Reading up on the report's methodology a bit, it looks like they arrive at this number by thinking of all the things that can kill you, assembling estimates from the literature of how effective these things are in doing so, and then combining these with estimates of how much these things might be affected by climate. They do this at the country or grid level and then add everything up to get a global estimate.
This approach at getting at climate impacts is not unlike that taken by Integrated Assessment Models in the broader climate impact debate: you try to directly account for all the stuff that might be going on that affects your outcome of interest. The appeal is that you can get really down and dirty in the details and try to model everything that is going on. But this complexity is also a source of difficulty, since we don't always have good estimates of how climate affects each intermediate variable, and it's hard to know how to add things up without under- or over-counting (e.g. is a person who dies from malaria the same person who's going to die from hunger?).
You could imagine more "reduced form" ways at getting at the same thing: e.g. a study that looked at the direct effect of past climate variation on mortality. The disadvantage with this approach is that it is hard to illuminate the intermediate variables that link climate and mortality, but the advantage is that you avoid the adding-up problem of the more "integrated" approach. Put simply, your headline impact estimate might be more trustworthy, but you're probably going to understand it less.
I don't know of a good paper that has directly looked at the relationship between climate and overall mortality (although a working paper by Kudamatsu et al is a step in that direction), but there is a nice paper from Baird, Friedman, and Schady (undated version here) that tells us how much infant mortality goes up when aggregate economic productivity declines in poor countries. We can combine this with another nice recent estimate from Dell, Jones, and Olken (ungated here) of how aggregate economic productivity responds to temperature change to derive an estimate of the effect of climate on infant mortality via economic productivity. Economists are perhaps overly-comfortable assuming that aggregate economic measures such as GDP capture most of what we care about in terms of a country's well-being, but it's not a bad place to start.
So, some simple math:
- Dell Jones Olken estimate that a 1C increase in temperature reduced GDP growth rates in poor countries by 1.3 percentage points.
- Baird, Friedman, and Schady estimate that a 1% reduction in GDP increases infant mortality rate in poor countries between 0.24 and 0.4 deaths per 1000 births (call this 0.32 per 1000)

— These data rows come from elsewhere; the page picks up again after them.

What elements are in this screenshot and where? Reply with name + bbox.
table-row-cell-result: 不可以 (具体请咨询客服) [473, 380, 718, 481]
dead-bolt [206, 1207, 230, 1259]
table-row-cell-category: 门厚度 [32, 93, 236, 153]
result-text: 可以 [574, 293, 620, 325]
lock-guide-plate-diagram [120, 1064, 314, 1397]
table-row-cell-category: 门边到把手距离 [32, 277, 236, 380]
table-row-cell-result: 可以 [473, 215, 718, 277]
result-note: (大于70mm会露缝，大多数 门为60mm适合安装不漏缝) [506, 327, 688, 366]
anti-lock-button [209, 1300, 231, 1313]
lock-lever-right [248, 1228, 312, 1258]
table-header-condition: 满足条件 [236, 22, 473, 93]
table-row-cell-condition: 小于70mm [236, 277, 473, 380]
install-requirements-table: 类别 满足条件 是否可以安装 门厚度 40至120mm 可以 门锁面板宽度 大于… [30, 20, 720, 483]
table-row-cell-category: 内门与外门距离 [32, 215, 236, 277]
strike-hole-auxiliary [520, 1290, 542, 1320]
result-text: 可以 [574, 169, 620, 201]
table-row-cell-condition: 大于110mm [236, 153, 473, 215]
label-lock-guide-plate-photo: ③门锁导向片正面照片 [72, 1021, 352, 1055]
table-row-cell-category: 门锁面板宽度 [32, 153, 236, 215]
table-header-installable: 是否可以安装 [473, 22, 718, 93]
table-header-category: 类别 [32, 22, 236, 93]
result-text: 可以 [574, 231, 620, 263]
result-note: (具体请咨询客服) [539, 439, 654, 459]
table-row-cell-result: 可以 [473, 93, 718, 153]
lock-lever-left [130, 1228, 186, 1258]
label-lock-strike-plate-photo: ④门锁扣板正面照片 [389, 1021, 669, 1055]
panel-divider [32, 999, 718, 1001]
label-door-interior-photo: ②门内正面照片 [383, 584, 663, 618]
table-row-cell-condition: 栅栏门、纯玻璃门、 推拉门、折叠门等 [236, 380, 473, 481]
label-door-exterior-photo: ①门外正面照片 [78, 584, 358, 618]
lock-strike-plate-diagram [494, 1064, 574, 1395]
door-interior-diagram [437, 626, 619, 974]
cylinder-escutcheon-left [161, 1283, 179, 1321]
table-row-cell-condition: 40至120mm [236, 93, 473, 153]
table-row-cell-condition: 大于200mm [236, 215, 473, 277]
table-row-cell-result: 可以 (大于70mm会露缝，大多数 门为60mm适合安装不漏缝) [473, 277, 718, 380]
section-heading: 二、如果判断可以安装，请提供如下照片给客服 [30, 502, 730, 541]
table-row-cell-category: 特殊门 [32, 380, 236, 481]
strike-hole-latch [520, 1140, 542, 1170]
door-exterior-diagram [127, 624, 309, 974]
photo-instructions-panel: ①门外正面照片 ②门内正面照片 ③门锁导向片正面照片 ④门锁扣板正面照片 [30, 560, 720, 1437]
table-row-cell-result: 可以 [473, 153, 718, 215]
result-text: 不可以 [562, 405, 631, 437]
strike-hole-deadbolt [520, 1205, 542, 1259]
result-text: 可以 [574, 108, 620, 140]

- IPCC AR4 estimates average surface warming of 0.13C per decade since 1950 - so 0.013C per year.
- The UN estimates that there have been 6.4 billion births in less developed countries between 1950-2010. Infant mortality rates over the period average 91 per 1000 births in these regions.
Combine these and (if I did the math right) you get an estimate that warming since 1950 has resulted in an extra 2 million infant deaths in the developing world. This gives you a per-year mortality estimate of a little less than 40,000, or about an order of magnitude smaller than the estimate in the new report.
What's going on here? Some possible explanations:
1. The lion's share of climate's effects on mortality are not captured in climate's effects on GDP or its correlates
2. The reduced form estimate only considers effects on infant mortality, and perhaps a lot of adults are dying and driving up the "integrated" estimate.
3. There is an adding-up problem in the 400,000 number.
Some part of (1) is undoubtedly true, but personally I find it hard to believe that GDP would not pick up a lot of climate's effect on a country's mortality outcomes - at least more than 10%. (2) seems unlikely, and the report notes that most of the 400,000 deaths are children. So I'm worried at the culprit might be in part (3): it's just hard to know how climate impacts every possible way people die, and it's maybe even harder to add up these impacts.
It would be nice if someone wanted to repeat the Baird et al paper but just run climate as the independent variable instead of growth, which would give us a direct estimate of climate on infant mortality. Until that time, while it seems almost certain that climate change is already killing people and will kill a lot more in the future, we might be a little skeptical that the effects are already anything like 400,000 climate deaths per year.